Russlandexperte Andreas Umland


Das liege vor allem daran, dass Nawalny in der russischen Bevölkerung recht beliebt gewesen sei, so Umland. "Andere ermordete Oppositionelle wie Anna Politkowskaja oder Boris Nemzow waren zwar auch populär, aber längst nicht so gewichtig zum Zeitpunkt ihrer Ermordung wie Nawalny", sagt der Russlandkenner. Politkowskaja wurde 2006 ermordet im Treppenhaus vor ihrer Moskauer Wohnung aufgefunden. Nemzow starb 2015 durch Schüsse auf der Großen Moskwa-Brücke im Zentrum der russischen Hauptstadt unweit des Kremls. Mehr zu den Fällen lesen Sie hier.

Wegen dieser Popularität könnte Nawalnys Tod laut Umland nun tiefgreifendere Folgen für die russische Politik haben: "Sein Tod könnte nun eine Erschütterung des Regimes auslösen", sagt er. Welche Folgen das sein werden, ließe sich jedoch noch nicht absehen. "Zumindest kann der Kreml diese Situation nicht einfach unter den Teppich kehren", so Umland.

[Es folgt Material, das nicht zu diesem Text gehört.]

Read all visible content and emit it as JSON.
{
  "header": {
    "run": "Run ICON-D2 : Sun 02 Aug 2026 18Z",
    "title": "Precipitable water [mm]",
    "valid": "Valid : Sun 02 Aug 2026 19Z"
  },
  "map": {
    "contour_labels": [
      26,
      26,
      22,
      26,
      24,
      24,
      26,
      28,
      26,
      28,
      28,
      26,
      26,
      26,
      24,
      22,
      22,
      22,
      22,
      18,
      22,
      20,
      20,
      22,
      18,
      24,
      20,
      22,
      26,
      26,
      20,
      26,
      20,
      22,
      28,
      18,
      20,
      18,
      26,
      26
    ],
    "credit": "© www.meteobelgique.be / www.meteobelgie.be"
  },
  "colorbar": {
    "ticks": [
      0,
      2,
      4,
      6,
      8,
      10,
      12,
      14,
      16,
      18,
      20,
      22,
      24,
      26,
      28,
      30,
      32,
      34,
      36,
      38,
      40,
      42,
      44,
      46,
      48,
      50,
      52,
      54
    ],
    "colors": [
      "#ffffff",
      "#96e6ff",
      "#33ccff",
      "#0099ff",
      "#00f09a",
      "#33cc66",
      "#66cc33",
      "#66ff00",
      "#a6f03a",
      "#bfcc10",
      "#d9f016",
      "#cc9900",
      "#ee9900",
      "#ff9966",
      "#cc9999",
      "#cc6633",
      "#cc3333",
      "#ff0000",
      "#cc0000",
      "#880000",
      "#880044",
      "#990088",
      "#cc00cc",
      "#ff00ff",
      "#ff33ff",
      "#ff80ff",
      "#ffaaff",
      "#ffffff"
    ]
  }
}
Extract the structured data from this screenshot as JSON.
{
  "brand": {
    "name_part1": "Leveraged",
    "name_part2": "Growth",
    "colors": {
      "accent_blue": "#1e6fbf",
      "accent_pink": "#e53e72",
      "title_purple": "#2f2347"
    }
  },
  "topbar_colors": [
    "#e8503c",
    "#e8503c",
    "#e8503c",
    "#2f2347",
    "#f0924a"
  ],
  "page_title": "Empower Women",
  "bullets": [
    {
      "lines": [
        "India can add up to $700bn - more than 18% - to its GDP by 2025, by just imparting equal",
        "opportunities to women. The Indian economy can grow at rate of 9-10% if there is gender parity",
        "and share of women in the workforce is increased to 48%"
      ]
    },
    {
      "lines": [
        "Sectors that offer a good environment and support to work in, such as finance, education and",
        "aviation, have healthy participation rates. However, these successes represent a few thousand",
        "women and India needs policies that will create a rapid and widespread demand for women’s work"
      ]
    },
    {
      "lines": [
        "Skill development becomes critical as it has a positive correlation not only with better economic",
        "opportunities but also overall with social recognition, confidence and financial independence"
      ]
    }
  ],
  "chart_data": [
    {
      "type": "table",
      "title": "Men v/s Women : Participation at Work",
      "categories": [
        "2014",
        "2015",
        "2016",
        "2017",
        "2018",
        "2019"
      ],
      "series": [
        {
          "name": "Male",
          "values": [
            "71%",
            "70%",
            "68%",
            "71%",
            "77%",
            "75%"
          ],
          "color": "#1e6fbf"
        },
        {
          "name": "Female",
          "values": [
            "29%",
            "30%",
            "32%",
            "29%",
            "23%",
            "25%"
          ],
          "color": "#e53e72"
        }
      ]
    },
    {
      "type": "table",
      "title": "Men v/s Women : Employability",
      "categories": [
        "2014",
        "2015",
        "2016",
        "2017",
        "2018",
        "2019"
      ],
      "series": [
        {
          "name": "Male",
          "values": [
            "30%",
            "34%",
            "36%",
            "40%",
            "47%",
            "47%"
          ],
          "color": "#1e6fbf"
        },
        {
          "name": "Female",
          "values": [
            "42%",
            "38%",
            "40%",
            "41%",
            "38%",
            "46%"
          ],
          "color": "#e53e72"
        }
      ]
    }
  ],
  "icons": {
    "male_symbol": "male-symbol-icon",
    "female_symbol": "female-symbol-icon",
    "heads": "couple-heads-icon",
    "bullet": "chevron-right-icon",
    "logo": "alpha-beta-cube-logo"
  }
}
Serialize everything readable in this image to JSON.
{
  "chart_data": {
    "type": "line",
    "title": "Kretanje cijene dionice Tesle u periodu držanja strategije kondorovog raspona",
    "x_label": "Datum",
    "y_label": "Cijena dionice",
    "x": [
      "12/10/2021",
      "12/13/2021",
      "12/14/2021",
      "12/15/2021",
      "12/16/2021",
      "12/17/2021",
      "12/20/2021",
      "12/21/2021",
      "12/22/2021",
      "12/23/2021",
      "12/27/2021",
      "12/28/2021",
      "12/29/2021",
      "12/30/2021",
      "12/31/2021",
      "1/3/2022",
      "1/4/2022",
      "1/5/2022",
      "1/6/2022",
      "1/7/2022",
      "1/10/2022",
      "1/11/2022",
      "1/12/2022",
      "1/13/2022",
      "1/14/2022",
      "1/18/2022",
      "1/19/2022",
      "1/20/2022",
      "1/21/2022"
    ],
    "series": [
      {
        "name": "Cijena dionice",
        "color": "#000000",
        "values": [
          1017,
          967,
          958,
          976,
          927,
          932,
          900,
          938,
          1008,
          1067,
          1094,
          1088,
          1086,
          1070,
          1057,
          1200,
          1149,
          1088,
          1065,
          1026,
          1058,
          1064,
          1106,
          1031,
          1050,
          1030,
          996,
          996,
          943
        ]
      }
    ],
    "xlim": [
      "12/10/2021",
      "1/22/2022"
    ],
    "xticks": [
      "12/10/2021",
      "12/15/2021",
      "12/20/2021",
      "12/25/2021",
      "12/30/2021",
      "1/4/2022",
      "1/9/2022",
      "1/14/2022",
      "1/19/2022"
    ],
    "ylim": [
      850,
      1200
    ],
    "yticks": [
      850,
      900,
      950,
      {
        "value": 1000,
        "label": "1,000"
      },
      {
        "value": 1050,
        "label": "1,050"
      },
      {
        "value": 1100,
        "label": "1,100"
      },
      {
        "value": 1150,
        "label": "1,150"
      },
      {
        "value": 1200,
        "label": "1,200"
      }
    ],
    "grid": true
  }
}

Anders sieht es der Politikwissenschaftler Alexander Libman. Er forscht an der Freien Universität Berlin zu Osteuropa und Russland. Kurzfristige Folgen auf die russische Politik werde Nawalnys Tod nicht haben, sagt Libman t-online. "Putins Regime ist dafür zu stark", meint der Experte. "Er hat schon den Aufstand Prigoschins überstanden und führt seit gut zwei Jahren den Krieg in der Ukraine, wo es derzeit auch nicht schlecht für Russland aussieht."

(Quelle: Fotostudio am Kurfürstenplatz)

Zur Person

Alexander Libman (*1981) ist ein russischer Politologe und Wirtschaftswissenschaftler. Er forscht zu den Schwerpunkten vergleichende Autokratieforschung, subnationale politische Regime, informelle Interaktion in bürokratischen Hierarchien sowie historische Determinanten der politischen und sozialen Entwicklung. Sein Fokus liegt dabei auf Russland und Osteuropa.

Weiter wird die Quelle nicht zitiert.